Triller has agreed to pay more than $4.5 million in damages to Sony Music Entertainment to resolve claims that Triller breached an agreement covering its use of musicians’ songs on the platform.
The TikTok-like Triller has agreed to pay Sony Music Entertainment more than $4.5 million to resolve claims that Triller breached an agreement covering its use of musicians’ songs on its platform, according to a Wednesday filing in Manhattan federal court.
Sony Music said that Triller admitted to liability and would pay the amount it owed under their contract plus interest. Sony Music asked the court for a final judgment on the claim “immediately,” citing concerns about Triller’s ability to pay — given the company’s many ongoing settlements. Furthermore, the label says part of its lawsuit alleging that Triller infringed its copyrights would continue.

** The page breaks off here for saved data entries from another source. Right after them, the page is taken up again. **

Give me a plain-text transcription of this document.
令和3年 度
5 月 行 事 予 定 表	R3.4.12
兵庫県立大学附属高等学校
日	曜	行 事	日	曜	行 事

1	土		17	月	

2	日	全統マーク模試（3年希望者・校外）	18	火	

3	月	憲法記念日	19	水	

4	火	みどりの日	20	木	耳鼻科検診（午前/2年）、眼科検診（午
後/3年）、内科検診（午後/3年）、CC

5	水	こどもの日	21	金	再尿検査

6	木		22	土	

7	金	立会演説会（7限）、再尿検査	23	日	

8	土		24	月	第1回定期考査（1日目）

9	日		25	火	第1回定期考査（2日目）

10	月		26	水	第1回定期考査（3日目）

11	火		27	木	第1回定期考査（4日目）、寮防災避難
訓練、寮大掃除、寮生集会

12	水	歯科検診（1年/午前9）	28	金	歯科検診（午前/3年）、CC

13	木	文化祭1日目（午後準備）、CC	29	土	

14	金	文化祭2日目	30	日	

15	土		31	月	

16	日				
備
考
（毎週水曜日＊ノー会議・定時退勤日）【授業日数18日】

“Triller is more than a year late on some of those contract payments, and Sony Music should not have to wait longer to enforce a judgment to collect,” reads the filing.
Sony Music Entertainment sued Triller in August 2022, claiming the company had not made any payments since March of that year under a 2016 content-distribution agreement. The lawsuit included examples of songs by Sony Music artists such as Britney Spears, Harry Styles, and Janis Joplin that Triller allegedly misused.
At the time of the Sony Music lawsuit, a spokesperson for Triller said that it removed the label’s catalog from the platform and that Sony’s complaint “grossly mischaracterized” events.
Meanwhile, among Triller’s ongoing lawsuits is a missing-payment complaint from Universal Music Group filed at the beginning of the year. Triller has downplayed the suit as “a plain vanilla case that virtually every social network has faced in one form or another.”
Still, Triller’s inability to make payments in a timely fashion hasn’t prevented the company from going on a purported “purchasing spree” that included Julius Influencer Marketing — though this is thanks to the $310 million in equity funding the company secured shortly after settling a $28 million lawsuit with Swizz Beatz and Timbaland.